Nach dem Frühstück wandere ich mit Klaus und Emma zunächst Richtung Rachelspitze. Mit 1452 Meter ist der Große Rachel der zweithöchste Berg am Goldsteig. Das Gipfelkreuz steht am frühen Morgen im gleißenden Sonnenlicht. Die Sonnenstrahlen wärmen, die Wanderhose ist schnell getrocknet. Über steinige Wege steigen wir bergab. Auf 1212 m erreichen wir oberhalb des Rachelsees die auf einem Felsvorsprung gelegene hölzerne Rachelseekapelle. Bereits 1885 wurde an dieser Stelle eine Kapelle errichtet, die nach einem Brand 1951 wieder aufgebaut wurde. Durch das Fenster bietet sich ein Blick in die Tiefe zum Rachelsee. Dort werden wir die erste Rast machen.
Der wunderbare Sonnentag verleitet mich zur Langsamkeit. Ich genieße jeden Schritt und die wärmenden Sonnenstrahlen. Wanderlust statt Wanderfrust. Die Bergkuppen des Bayerischen Waldes und die Täler mit kleinen Dörfern sind heute allesamt greifbar nah. Der Fernblick reicht bis zur Alpenkette. In zweieinhalb Wochen werde ich dort zu meiner ersten Alpenetappe starten.
Hinter dem Rachelsee folgt eine lange Waldpassage bis zum Teufelsloch. Ein Felsblockmeer aus Granit. Als hätte eine unsichtbare Hand riesige Felsbrocken in den Wald geworfen. Mitten durch den Wirrwarr aus Granitblöcken verläuft der Goldsteig. Langsam steigen wir nach oben. Jeder Schritt kostet Kraft und Aufmerksamkeit.
Wir steigen weiter und sehen das Gipfelkreuz des Lusen vor uns. Der Weg führt direkt darauf zu. Allerdings schiebt sich vor das Kreuz eine schier unüberwindbare steinerne Wand, die senkrecht nach oben führt. Dieser Aufstieg wird Himmelsleiter genannt. Bei jedem Schritt scheint mich der Rucksack in die Knie zwingen zu wollen. Niemals in meinem Leben werde ich diesen Aufstieg über die Himmelsleiter vergessen. Glücklich und erschöpft stehe ich am Kreuz und schüttele Klaus die Hand. Er strahlt übers ganze Gesicht. In den letzten Tagen ist auch er zum Fernwanderer geworden. Für den Herbst plant er eine Woche alleine auf Strecke zu gehen.

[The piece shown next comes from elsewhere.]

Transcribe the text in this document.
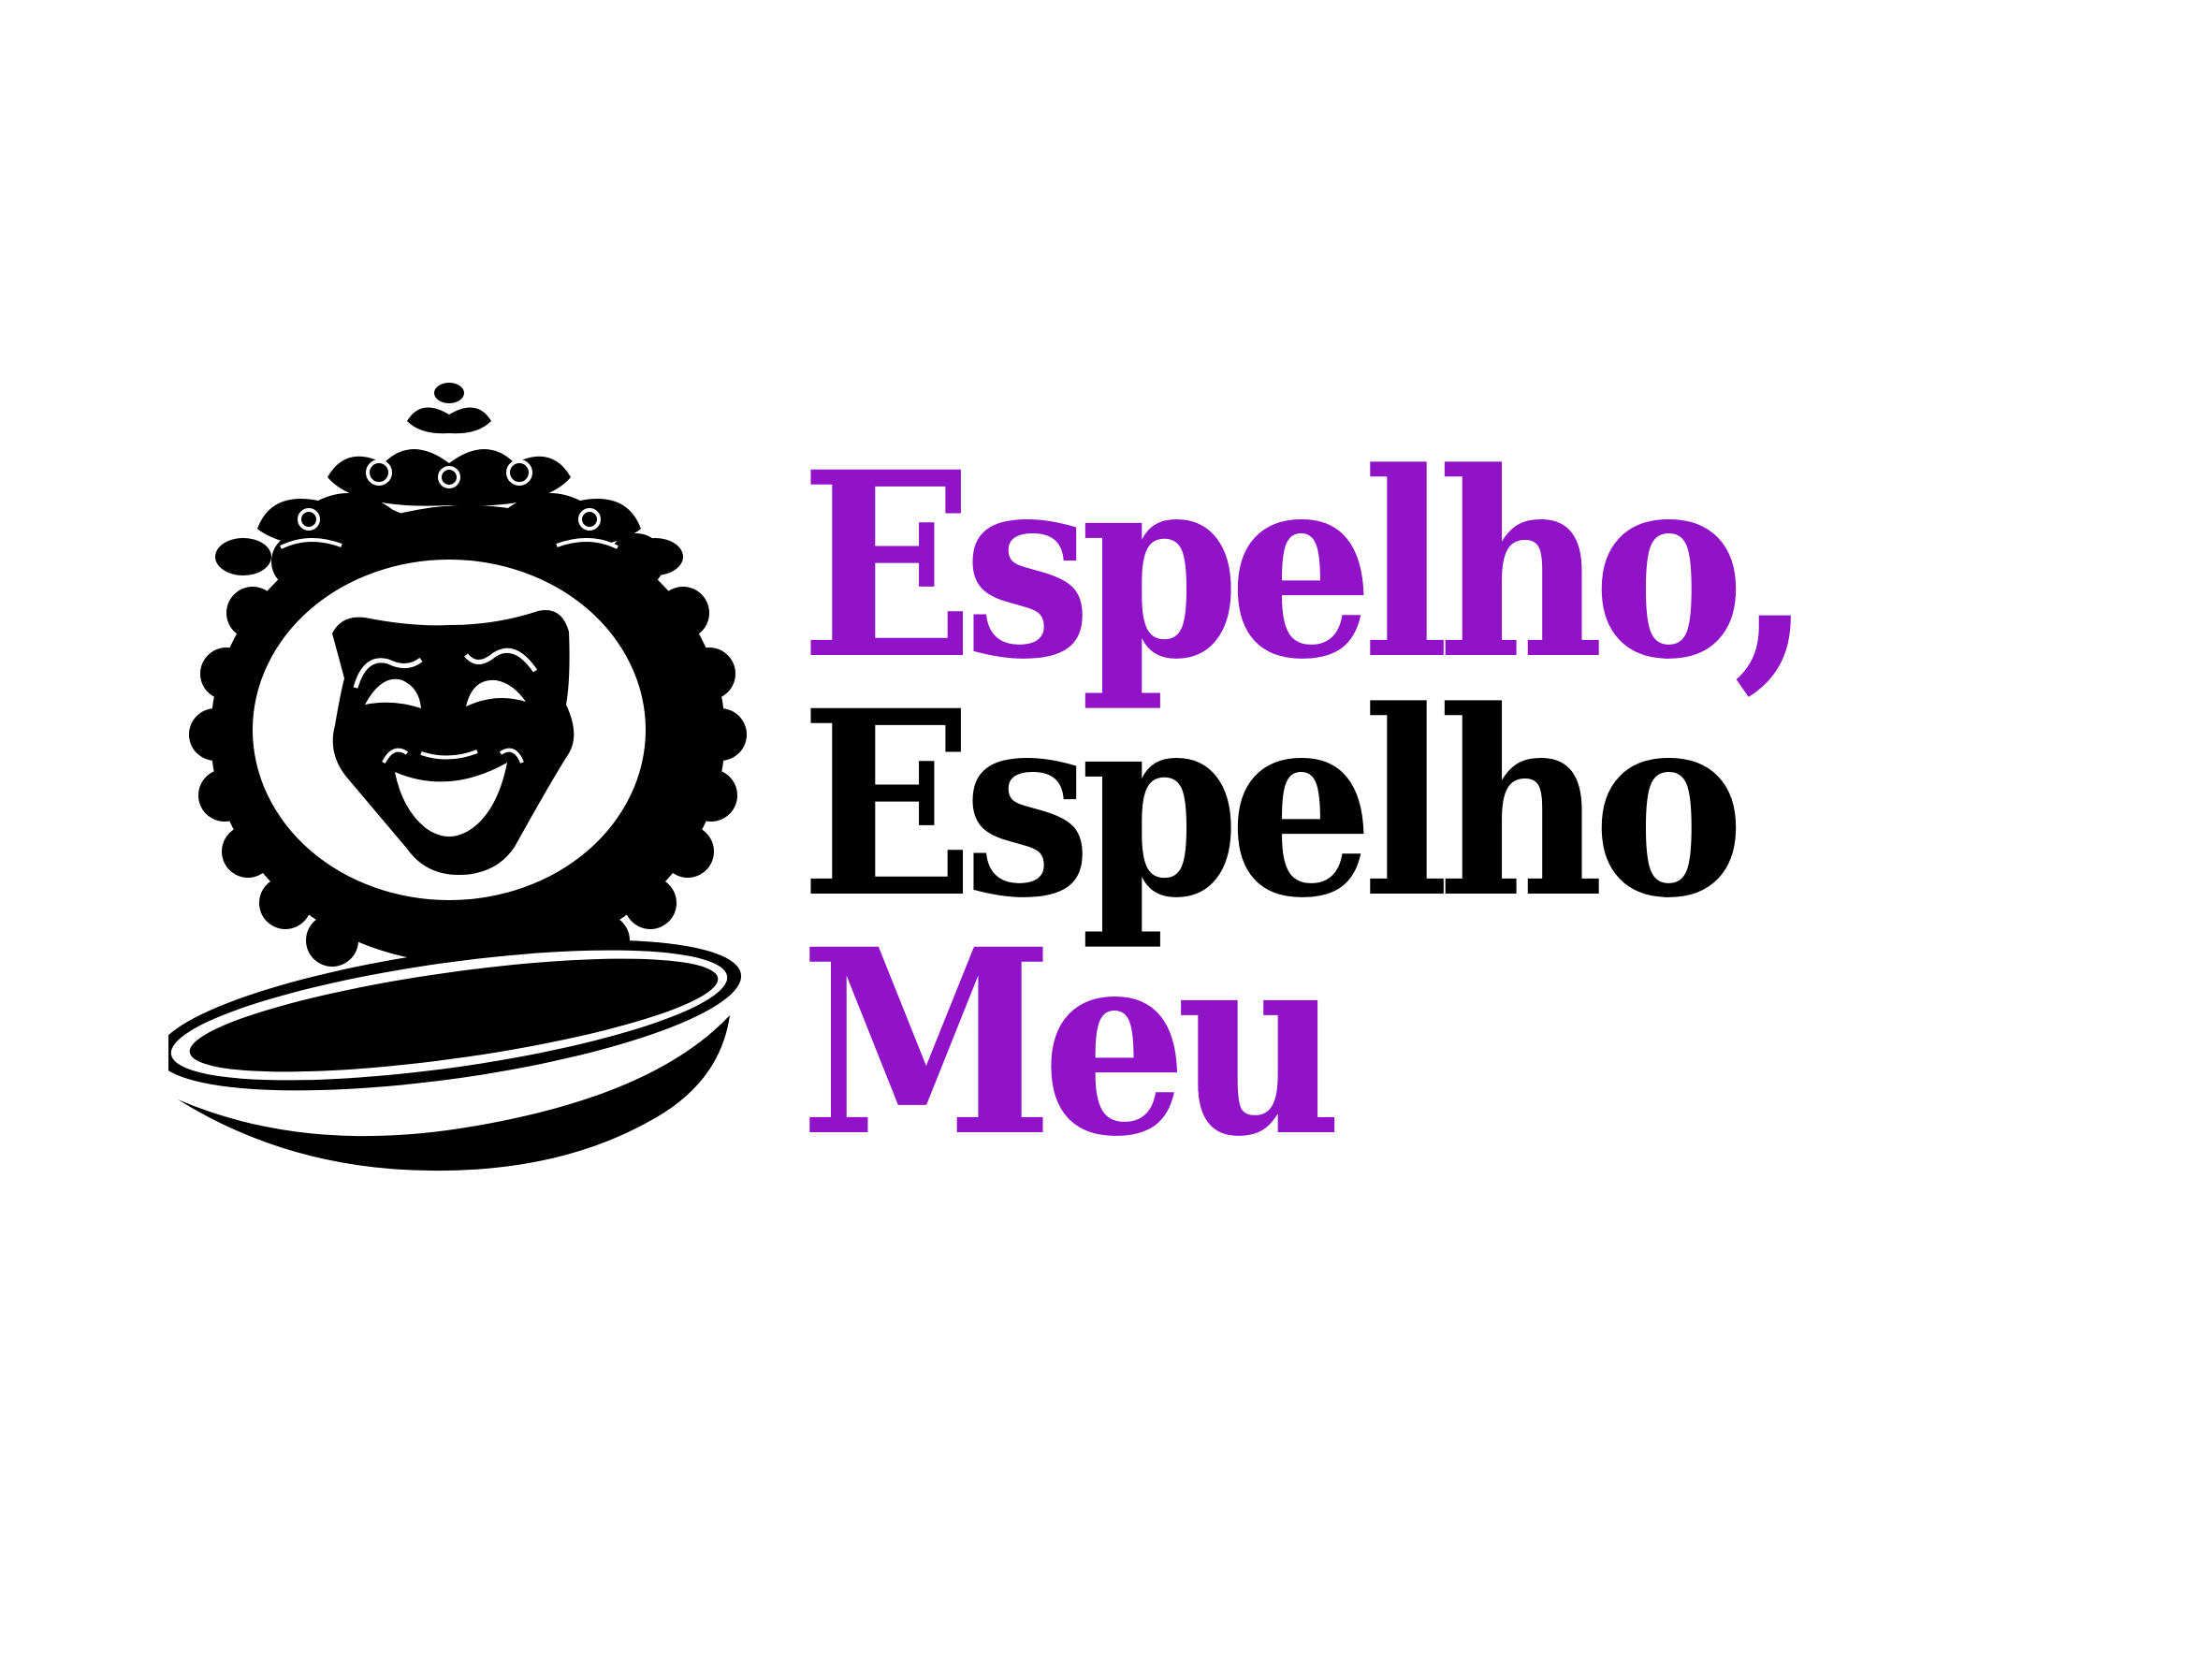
Espelho,
Espelho
Meu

Mit 1373 Meter gehört der Lusen zu den höchsten Erhebungen im Bayerischen Wald. Rund um den Gipfel des Lusen türmen sich auf einer Fläche von mehr als 200.000 Quadratmetern Granitblöcke wild übereinander, entstanden durch Frostverwitterung in der Quartärzeit.
Abends sind Klaus, ich und Emma die einzigen Übernachtungsgäste im Lusen Schutzhaus, wenige Meter unterhalb des Gipfels. Hüttenwirtin Ilse Dankesreiter heizt den Kachelofen ordentlich ein, damit wir am Ofen Schuhe und Kleider trocknen können. Ilses Mann kocht leckere Leberknödelsuppe und Kaiserschmarrn. Derweil plaudert Ilse mit uns übers Wandern und das Leben auf der Wanderhütte. Ein spannender, anstrengender Tag geht zu Ende. Lange vor 22.00 Uhr gehen die Lichter in der Hütte aus.